Al rato había llegado Ichigo, estaba curioso y sorprendido de la presencia de la chica, ella le explicó que tenía que decirle algo importante y privado, así que el muchacho la guio a su habitación. Pidiendo disculpas por el desorden (algo raro el comentario si la habitación estaba impecable) y por no tener sitios donde sentarse, le ofreció asiento en su cama mientras él se sentaba en su silla.

-Es una habitación muy bonita, diferente a la de Hichigo. – Comentó la princesa incógnita después del chequeo. – Marca muy bien tu personalidad, Ichigo-san.

-¿Ya habías venido? – Asombrado, no recordaba su presencia en la casa.

-Sí, con Orihime y las demás… si no me equivoco, tú habías salido a pasear con el auto. – Meditó con la vista en el cielo. Sus gestos le hacían lucir como si en verdad fuese pariente de Orihime, ambas eran tan iguales, por lo que no era difícil a la gente creérselo. – ¡Oh! ¡Lo siento! Me estoy saliendo de tema. – Apenada, pasó una mano detrás de la cabeza, con el rubor en sus mejillas.

-No, tranquila… – Ichigo quedó anonadado ante su actitud, no por quedar embelesado ante su belleza o ternura, sino por su parecido con Orihime. – ¿De qué querías hablarme?

-Pues… se que tú cumpleaños y el de Hichigo es pronto. – Dijo, viendo como el pelinaranja asentía, dándole ánimos de continuar. – Pronto voy a regresar a mi casa, así que no estaré para esa fecha, lo siento. – Se disculpo con una penosa sonrisa.

-No… no hay problema. – Moviendo sus manos en negación. – Fue un placer haberte conocido Charlotte.

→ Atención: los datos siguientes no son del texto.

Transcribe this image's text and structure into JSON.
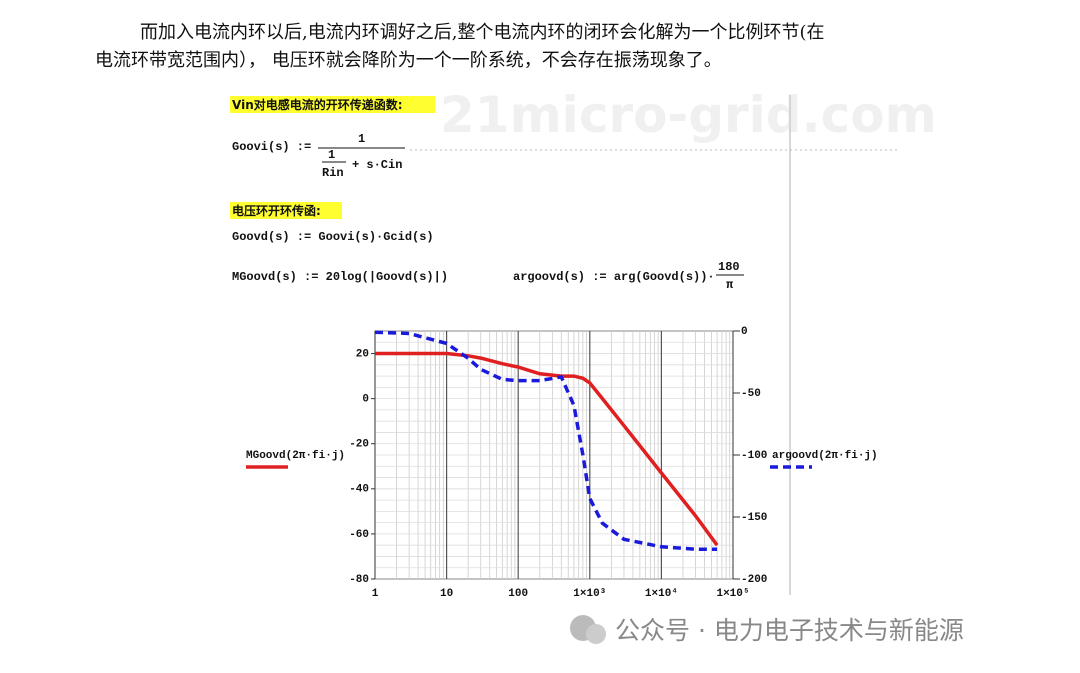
{
  "paragraph": [
    "而加入电流内环以后,电流内环调好之后,整个电流内环的闭环会化解为一个比例环节(在",
    "电流环带宽范围内）， 电压环就会降阶为一个一阶系统，不会存在振荡现象了。"
  ],
  "watermark": "21micro-grid.com",
  "mathcad": {
    "heading1": "Vin对电感电流的开环传递函数:",
    "eq1": {
      "lhs": "Goovi(s) :=",
      "num": "1",
      "den_num": "1",
      "den_den": "Rin",
      "den_rest": "+ s·Cin"
    },
    "heading2": "电压环开环传函:",
    "eq2": "Goovd(s) := Goovi(s)·Gcid(s)",
    "eq3": "MGoovd(s) := 20log(|Goovd(s)|)",
    "eq4": {
      "lhs": "argoovd(s) := arg(Goovd(s))·",
      "num": "180",
      "den": "π"
    }
  },
  "chart_data": {
    "type": "line",
    "xscale": "log",
    "grid": true,
    "x": [
      1,
      3,
      10,
      20,
      30,
      60,
      100,
      200,
      400,
      600,
      800,
      1000,
      1500,
      3000,
      10000,
      30000,
      60000
    ],
    "xlim": [
      1,
      100000
    ],
    "xticks": [
      1,
      10,
      100,
      {
        "value": 1000,
        "label": "1×10³"
      },
      {
        "value": 10000,
        "label": "1×10⁴"
      },
      {
        "value": 100000,
        "label": "1×10⁵"
      }
    ],
    "ylim": [
      -80,
      30
    ],
    "yticks": [
      -80,
      -60,
      -40,
      -20,
      0,
      20
    ],
    "y2lim": [
      -200,
      0
    ],
    "y2ticks": [
      -200,
      -150,
      -100,
      -50,
      0
    ],
    "series": [
      {
        "name": "MGoovd(2π·fi·j)",
        "color": "#e02020",
        "values": [
          20,
          20,
          20,
          19,
          18,
          15.5,
          14,
          11,
          10,
          10,
          9,
          7,
          0,
          -12,
          -33,
          -52,
          -65
        ]
      },
      {
        "name": "argoovd(2π·fi·j)",
        "color": "#1a1adc",
        "axis": "y2",
        "dash": true,
        "values": [
          -1,
          -2,
          -10,
          -22,
          -31,
          -39,
          -40,
          -40,
          -37,
          -60,
          -100,
          -135,
          -155,
          -168,
          -174,
          -176,
          -176
        ]
      }
    ]
  },
  "footer": "公众号 · 电力电子技术与新能源"
}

-A ti también y por favor… cuida bien de Orihime… pase lo que pase. – Dijo en una súplica, se veía en sus ojos morados, como también una advertencia silenciosa. Ichigo quedó intrigado y un poco temeroso. – Bueno… estoy aquí para entregarte algo. – Cambiando drásticamente de ánimo y tema. Metió la mano en su bolsillo derecho, sacando el collar que había encontrado bajo las aguas. – Es tu regalo de cumpleaños.

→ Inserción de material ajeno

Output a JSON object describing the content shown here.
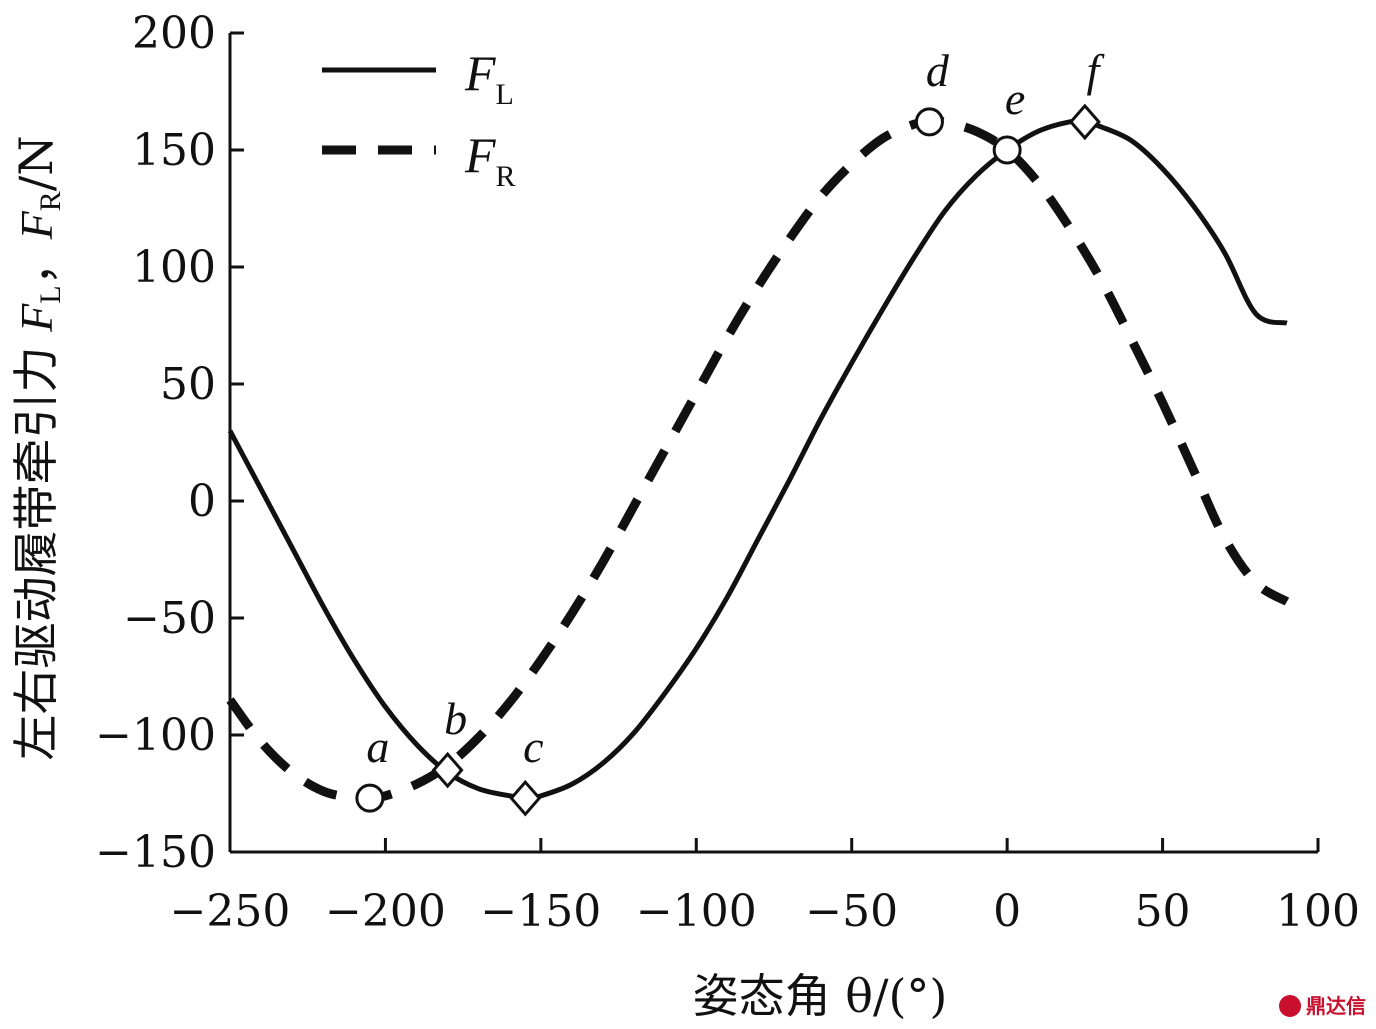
{
  "chart_data": {
    "type": "line",
    "xlabel": "姿态角 θ/(°)",
    "ylabel_parts": {
      "prefix": "左右驱动履带牵引力 ",
      "f1": "F",
      "s1": "L",
      "sep": "，",
      "f2": "F",
      "s2": "R",
      "unit": "/N"
    },
    "xlim": [
      -250,
      100
    ],
    "ylim": [
      -150,
      200
    ],
    "xticks": [
      -250,
      -200,
      -150,
      -100,
      -50,
      0,
      50,
      100
    ],
    "yticks": [
      -150,
      -100,
      -50,
      0,
      50,
      100,
      150,
      200
    ],
    "grid": false,
    "legend_position": "top-left",
    "series": [
      {
        "name": "F",
        "sub": "L",
        "style": "solid",
        "x": [
          -250,
          -240,
          -230,
          -220,
          -210,
          -200,
          -190,
          -180,
          -170,
          -160,
          -155,
          -150,
          -140,
          -130,
          -120,
          -110,
          -100,
          -90,
          -80,
          -70,
          -60,
          -50,
          -40,
          -30,
          -20,
          -10,
          0,
          10,
          20,
          25,
          30,
          40,
          50,
          60,
          70,
          80,
          90
        ],
        "y": [
          30,
          5,
          -20,
          -45,
          -68,
          -88,
          -104,
          -116,
          -123,
          -126,
          -127,
          -126,
          -121,
          -112,
          -99,
          -82,
          -63,
          -41,
          -16,
          9,
          35,
          59,
          82,
          104,
          124,
          139,
          150,
          158,
          162,
          162,
          160,
          154,
          142,
          126,
          106,
          80,
          76
        ]
      },
      {
        "name": "F",
        "sub": "R",
        "style": "dashed",
        "x": [
          -250,
          -240,
          -230,
          -220,
          -210,
          -205,
          -200,
          -190,
          -180,
          -170,
          -160,
          -150,
          -140,
          -130,
          -120,
          -110,
          -100,
          -90,
          -80,
          -70,
          -60,
          -50,
          -40,
          -30,
          -25,
          -20,
          -10,
          0,
          10,
          20,
          30,
          40,
          50,
          60,
          70,
          80,
          90
        ],
        "y": [
          -85,
          -103,
          -116,
          -124,
          -127,
          -127,
          -126,
          -121,
          -113,
          -101,
          -86,
          -68,
          -48,
          -26,
          -2,
          22,
          46,
          70,
          92,
          112,
          130,
          144,
          155,
          161,
          162,
          162,
          158,
          150,
          136,
          117,
          95,
          69,
          42,
          13,
          -16,
          -35,
          -43
        ]
      }
    ],
    "points": [
      {
        "label": "a",
        "x": -205,
        "y": -127,
        "marker": "circle"
      },
      {
        "label": "b",
        "x": -180,
        "y": -115,
        "marker": "diamond"
      },
      {
        "label": "c",
        "x": -155,
        "y": -127,
        "marker": "diamond"
      },
      {
        "label": "d",
        "x": -25,
        "y": 162,
        "marker": "circle"
      },
      {
        "label": "e",
        "x": 0,
        "y": 150,
        "marker": "circle"
      },
      {
        "label": "f",
        "x": 25,
        "y": 162,
        "marker": "diamond"
      }
    ]
  },
  "watermark": "鼎达信"
}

Ese collar… ese collar le era conocido, estaba seguro que lo había visto antes, pero… ¿dónde? Al tenerlo entre sus manos, aumento la nostalgia, en verdad ya lo conocía, pero él no era de buena memoria, así que su cerebro se hacía trizas tratando de recordar.

-¿Por qué me das esto a mí y no a mi hermano? – Volviendo a su ceño fruncido que tanto le gustaba a Orihime.

Charlotte sonrió y pidió tomar el collar de nuevo, Ichigo accedió y Charlotte abrió el collar, mostrándole a Ichigo lo que había dentro. Al verlo, el pelinaranja abrió los ojos y los recuerdos volvieron con más facilidad, una hermosa mujer de brillante sonrisa con su amado collar siempre colgando del cuello, ella decía que era su tesoro.

Era una fotografía. En ella estaba Kurosaki Masaki, sonreía como el chico recordaba y, de rodillas, abrazaba por el cuello a sus primogénitos y alegres Ichigo e Hichigo… si, el pequeño Hichigo también sonreír. Ichigo recordó ese día de la foto, la había tomado su padre y él se la regalo a su esposa en su aniversario de bodas junto con el collar único, que él mando a diseñar personalmente.

-Cuando lo vi, pensé que tenías que tenerlo tú… y no Hichigo. – Respondió al fin la sirena, pensando que si el albino ya tenía el diario de Masaki, era justo que el pelinaranja tuviese el collar, ¿no?

-Muchas gracias Charlotte. – Dijo con toda sinceridad y con la vista en el collar, recordando la tormenta que se había llevado la vida de su madre, y que cuando la encontraron, el collar no estaba con ella.